Klinik mandiri sederhana, yang populer
adalah praktek dokter umum dan atau praktek doter spesialis secara perorangan.
b.
Klinik mandiri institusi, bentuknya
bermacam-macam. Mulai dari praktek berkelompok, poliklinik, BKIA (Balai
Kesehatan Ibu dan Anak), Puskesmas.
Pelayanan rawat jalan (ambulatory services) adalah salah satu bentuk dari pelayanan
kesehatan. Secara sederhana yang dimaksud dengan pelayanan rawat jalan adalah
pelayanan kedokteran yang disediakan untuk pasien tidak dalam bentuk rawat
inap, tidak hanya yang diselenggarakan oleh sarana pelayanan kesehatan seperti
rumah sakit atau klinik tetapi juga yang diselenggarakan di rumah pasien serta
di rumah perawatan (nursing homes),
(Feste (1989), dalam Azwar, 1996)
Rawat jalan tingkat pertama adalah pelayanan kesehatan perorangan yang bersifat umum yang dilaksanakan pada
pemberi pelayanan kesehatan tingkat pertama untuk keperluan observasi,
diagnosis, pengobatan dan/atau pelayanan kesehatan lainnya. Sedangkan rawat jalan tingkat lanjutan adalah
pelayanan kesehatan perseorangan yang bersifat spesialistik atau
subspesialistik dan dilaksanakan pada pemberi pemberi pelayanan kesehatan
tingkat lanjutan sebagai rujukan dari pemberi pelayanan kesehatan tingkat
pertama untuk keperluan observasi, diagnosis, pengobatan, rehabilitasi medis
dan atau pelayanan medis lainnya termasuk konsultasi psikologi tanpa menginap di
ruang perawatan (Kemenkes RI, 2012).
2.2.
Standar Pelayanan Kesehatan
Menurut Koentjoro, 2011, Standar adalah ukuran yang
ditetapkan dan disepakati bersama, merupakan tingkat kinerja yang diharapkan. Standar
dalam pelayanan kesehatan akan memberikan manfaat antara lain mengurangi
variasi proses, merupakan persyaratan profesi, dan dasar untuk mengukur mutu.

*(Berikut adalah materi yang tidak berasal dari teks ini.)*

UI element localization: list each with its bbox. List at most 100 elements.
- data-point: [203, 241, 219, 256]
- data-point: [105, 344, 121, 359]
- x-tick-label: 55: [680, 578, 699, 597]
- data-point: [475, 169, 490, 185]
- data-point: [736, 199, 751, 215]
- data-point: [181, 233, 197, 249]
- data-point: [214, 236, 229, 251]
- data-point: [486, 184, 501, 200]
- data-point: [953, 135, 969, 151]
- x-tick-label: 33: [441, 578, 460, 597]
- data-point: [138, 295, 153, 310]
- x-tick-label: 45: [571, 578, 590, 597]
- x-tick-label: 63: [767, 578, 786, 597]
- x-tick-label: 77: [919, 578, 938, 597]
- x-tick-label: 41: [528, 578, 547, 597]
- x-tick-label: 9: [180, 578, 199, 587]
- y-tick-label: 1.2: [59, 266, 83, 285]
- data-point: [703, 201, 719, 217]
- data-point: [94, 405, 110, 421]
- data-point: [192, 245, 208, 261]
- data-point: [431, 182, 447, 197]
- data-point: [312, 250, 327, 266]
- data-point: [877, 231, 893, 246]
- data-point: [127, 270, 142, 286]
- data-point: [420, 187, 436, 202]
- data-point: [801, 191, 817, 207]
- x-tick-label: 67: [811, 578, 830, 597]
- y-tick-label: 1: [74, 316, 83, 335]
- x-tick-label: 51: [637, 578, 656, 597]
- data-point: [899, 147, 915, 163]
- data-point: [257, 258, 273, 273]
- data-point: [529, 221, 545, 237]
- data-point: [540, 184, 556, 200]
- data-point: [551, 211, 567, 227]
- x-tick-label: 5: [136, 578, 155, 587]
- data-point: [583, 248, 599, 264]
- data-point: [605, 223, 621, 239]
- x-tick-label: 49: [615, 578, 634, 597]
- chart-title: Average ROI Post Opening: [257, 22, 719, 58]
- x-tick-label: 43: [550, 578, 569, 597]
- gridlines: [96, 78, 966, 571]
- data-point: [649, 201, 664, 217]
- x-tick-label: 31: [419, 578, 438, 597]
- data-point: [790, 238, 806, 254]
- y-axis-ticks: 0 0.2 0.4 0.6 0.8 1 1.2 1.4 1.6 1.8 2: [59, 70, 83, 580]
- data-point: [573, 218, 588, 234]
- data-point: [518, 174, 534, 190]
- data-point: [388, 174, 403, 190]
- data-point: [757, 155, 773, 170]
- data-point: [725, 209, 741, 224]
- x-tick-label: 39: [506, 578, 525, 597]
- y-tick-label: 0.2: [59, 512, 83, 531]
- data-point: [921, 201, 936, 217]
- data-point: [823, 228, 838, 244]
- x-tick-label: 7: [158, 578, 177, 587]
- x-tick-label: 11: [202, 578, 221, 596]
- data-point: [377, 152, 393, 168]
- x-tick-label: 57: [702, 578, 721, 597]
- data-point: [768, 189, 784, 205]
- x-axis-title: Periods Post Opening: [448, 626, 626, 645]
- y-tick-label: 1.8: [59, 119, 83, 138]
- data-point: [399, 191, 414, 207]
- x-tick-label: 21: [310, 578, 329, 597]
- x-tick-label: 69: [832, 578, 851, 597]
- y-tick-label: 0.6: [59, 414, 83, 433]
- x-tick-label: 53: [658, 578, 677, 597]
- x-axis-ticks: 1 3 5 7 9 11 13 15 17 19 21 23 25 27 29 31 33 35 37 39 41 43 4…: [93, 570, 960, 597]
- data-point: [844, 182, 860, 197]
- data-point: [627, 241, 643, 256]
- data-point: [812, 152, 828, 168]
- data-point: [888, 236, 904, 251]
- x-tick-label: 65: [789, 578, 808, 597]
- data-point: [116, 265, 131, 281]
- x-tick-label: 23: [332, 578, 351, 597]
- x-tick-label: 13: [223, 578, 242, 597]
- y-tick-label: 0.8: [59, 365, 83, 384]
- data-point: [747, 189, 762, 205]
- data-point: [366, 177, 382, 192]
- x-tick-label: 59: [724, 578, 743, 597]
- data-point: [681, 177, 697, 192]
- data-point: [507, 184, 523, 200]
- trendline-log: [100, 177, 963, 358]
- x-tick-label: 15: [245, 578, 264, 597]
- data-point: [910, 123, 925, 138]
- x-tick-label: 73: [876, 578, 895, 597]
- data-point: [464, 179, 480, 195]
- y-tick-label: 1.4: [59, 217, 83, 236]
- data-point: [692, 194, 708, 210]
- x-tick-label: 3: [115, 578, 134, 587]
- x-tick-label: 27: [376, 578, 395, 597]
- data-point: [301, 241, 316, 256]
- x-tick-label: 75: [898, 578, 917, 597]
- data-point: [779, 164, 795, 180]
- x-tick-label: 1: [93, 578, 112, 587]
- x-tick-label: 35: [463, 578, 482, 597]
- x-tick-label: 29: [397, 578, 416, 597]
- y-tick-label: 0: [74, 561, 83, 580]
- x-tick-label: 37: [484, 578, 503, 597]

Terdapat 3 jenis standar yang kita kenal, yakni:
1. Standar struktur, yaitu sumber daya manusia,
uang, material, peralatan, dan mesin.
2.
Standar proses, yakni tahapan kegiatan yang dilakukan dalam pelayanan.
3. Standar hasil, yakni hasil-hasil yang
diharapkan
Standar pelayanan kesehatan harus memenuhi 10
karakteristik standar, yaitu valid, menunjukkan efektifitas biaya, dapat
dikembangkan (reproducible),
reliabel, representatif, dapat diterapkan
(applicable),
fleksibel,
jelas, didokumentasikan dengan
baik, dan dikaji ulang secara berkala.
Menurut Mubarak dan Chayatin, 2009, suatu pelayanan
kesehatan dikatakan baik apabila memenuhi syarat-syarat sebagai berikut :
1.
Tersedia (available) dan berkesinambungan (continous). Artinya dan semua jenis pelayanan kesehatan yang
dibutuhkan oleh masyarakat tidak sulit ditemukan, serta keberadaannya dalam
masyarakat adalah pada setiap saat yang dibutuhkan.
2.
Dapat diterima (acceptable)
dan bersifat wajar (appropriate). Artinya
pelayanan
kesehatan tersebut tidak bertentangan dengan keyakinan dan kepercayaan
masyarakat.
3.
Mudah dicapai (accesible). Ketercapaian yang dimaksud disini terutama dari sudut
lokasi. Untuk dapat mewujudkan pelayanan kesehatan yang baik, maka pengaturan
distribusi sarana kesehatan menjadi sangat penting.
4.
Mudah dijangkau (affordable). Keterjangkauanyang dimaksud adalah dari sudut biaya.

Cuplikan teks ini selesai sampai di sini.